Given the relative frequency of SMAD4 mutations in CRC patients, routine SMAD4 testing may be appropriate. For individualized treatment of CRC, further research should be done for guiding clinical decision-making, which SMAD4 is a driver mutation and will be a novel target for precision medical treatment of CRC.

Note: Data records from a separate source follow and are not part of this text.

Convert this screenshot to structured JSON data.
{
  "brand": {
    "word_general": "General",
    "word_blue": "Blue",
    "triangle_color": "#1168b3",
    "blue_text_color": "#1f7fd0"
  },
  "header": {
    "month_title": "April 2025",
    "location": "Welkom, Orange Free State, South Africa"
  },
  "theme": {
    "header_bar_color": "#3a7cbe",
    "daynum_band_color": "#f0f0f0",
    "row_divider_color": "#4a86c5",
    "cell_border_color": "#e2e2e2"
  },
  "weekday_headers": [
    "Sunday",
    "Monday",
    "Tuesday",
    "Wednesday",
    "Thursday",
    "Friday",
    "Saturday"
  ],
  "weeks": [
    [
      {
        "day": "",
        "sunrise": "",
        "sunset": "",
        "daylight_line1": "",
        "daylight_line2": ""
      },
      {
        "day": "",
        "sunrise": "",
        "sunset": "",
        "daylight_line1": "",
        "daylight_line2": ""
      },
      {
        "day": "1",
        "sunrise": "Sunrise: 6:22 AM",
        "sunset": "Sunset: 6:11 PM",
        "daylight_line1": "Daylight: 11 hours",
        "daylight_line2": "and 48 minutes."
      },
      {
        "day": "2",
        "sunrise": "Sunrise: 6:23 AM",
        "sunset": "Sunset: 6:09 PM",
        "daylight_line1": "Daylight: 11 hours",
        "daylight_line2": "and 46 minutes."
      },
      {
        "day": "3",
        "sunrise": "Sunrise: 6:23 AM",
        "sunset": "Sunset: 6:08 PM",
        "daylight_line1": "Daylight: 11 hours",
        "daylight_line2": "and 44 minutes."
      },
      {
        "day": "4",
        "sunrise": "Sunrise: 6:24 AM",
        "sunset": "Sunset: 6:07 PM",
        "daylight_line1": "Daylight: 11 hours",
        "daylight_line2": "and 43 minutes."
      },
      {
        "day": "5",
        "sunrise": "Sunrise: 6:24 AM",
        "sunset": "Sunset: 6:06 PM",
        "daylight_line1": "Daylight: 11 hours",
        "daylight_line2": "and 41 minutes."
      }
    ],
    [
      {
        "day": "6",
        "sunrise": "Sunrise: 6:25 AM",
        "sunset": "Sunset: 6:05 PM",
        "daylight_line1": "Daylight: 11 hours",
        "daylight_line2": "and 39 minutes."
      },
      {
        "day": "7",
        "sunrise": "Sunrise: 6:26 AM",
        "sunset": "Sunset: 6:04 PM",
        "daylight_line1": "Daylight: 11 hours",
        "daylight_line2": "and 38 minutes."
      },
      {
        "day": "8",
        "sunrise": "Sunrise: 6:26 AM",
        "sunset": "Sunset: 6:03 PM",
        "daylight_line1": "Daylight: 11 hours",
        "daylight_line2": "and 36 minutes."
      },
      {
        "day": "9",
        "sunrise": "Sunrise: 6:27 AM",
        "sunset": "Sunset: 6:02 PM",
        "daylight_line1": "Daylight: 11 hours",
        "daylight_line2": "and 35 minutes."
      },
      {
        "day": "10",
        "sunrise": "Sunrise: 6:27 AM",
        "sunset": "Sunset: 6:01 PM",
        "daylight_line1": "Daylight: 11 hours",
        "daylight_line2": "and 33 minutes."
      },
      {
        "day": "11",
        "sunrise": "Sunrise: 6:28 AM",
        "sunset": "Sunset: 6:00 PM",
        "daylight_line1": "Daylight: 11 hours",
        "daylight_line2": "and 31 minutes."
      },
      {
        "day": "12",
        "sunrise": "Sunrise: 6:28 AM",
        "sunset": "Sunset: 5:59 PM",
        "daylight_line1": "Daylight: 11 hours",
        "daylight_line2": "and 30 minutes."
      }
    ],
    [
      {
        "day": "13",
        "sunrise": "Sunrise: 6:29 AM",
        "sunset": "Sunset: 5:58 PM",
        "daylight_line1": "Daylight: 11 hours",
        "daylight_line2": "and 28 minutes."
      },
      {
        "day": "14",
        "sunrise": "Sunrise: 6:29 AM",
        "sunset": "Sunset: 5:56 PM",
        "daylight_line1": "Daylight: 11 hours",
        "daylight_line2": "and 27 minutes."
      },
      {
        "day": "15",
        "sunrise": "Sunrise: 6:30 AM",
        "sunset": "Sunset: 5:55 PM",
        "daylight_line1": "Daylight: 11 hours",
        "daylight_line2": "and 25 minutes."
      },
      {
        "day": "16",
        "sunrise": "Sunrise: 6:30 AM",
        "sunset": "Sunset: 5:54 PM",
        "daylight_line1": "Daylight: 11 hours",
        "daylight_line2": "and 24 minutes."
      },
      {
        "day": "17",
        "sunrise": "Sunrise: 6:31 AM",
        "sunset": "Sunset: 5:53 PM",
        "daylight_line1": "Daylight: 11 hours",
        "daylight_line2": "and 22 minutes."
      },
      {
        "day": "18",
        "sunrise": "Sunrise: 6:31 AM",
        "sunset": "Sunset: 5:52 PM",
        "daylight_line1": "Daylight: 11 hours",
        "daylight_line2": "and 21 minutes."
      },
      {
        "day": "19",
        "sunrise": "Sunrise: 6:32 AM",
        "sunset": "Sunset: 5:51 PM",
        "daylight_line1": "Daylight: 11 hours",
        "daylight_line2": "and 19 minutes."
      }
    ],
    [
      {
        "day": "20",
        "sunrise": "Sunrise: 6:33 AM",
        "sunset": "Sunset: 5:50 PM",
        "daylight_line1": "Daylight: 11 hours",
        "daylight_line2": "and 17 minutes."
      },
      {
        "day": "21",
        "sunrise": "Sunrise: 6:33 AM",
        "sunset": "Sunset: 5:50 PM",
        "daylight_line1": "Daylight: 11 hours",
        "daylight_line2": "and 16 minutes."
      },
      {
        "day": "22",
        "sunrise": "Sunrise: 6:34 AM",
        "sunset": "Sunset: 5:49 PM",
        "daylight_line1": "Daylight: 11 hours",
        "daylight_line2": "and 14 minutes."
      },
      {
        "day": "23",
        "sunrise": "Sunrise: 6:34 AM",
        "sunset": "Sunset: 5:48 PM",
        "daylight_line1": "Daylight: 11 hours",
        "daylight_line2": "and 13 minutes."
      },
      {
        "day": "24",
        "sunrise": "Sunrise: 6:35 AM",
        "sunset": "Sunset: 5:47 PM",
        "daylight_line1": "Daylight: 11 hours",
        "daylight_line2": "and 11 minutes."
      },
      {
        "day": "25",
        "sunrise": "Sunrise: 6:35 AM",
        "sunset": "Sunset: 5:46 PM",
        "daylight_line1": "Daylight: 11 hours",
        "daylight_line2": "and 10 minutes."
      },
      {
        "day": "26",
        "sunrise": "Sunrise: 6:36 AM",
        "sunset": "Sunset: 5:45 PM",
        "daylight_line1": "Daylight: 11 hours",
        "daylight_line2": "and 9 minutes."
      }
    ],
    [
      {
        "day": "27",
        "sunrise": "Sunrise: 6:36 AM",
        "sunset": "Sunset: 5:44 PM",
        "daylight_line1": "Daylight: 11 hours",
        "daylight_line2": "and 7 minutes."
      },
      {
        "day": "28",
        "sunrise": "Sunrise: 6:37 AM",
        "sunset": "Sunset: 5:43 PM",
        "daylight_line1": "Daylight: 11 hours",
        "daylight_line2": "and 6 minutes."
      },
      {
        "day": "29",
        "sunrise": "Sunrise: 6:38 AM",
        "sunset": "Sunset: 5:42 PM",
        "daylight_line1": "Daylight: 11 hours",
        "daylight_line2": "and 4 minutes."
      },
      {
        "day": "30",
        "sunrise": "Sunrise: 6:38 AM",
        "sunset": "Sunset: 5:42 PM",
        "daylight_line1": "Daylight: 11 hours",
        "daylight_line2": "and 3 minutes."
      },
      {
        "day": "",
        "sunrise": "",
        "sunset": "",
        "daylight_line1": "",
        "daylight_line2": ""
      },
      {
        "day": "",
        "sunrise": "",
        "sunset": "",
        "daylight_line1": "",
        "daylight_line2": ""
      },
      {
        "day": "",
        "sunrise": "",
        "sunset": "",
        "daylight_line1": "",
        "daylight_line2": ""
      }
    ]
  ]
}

No heterogeneity or publication bias was found in this meta-analysis, and sensitivity analysis shows that our results are reliable. However, this analysis has several limitations. First, our meta-analysis included studies of qualified articles published in English and Chinese, did not include some relevant articles written in other languages or unpublished papers, which is likely to result in selection bias. Second, the use of specific therapies and tumor stage differed among the included articles. Third, the HR calculated from the data or extracted from the survival curve may not be as reliable as the HR calculated directly using the analysis of variance. Therefore, the results should be carefully interpreted. However, as far as we know, this is the first meta-analysis to demonstrate SMAD4 mutation by evaluating the pathological features and prognostication in CRC.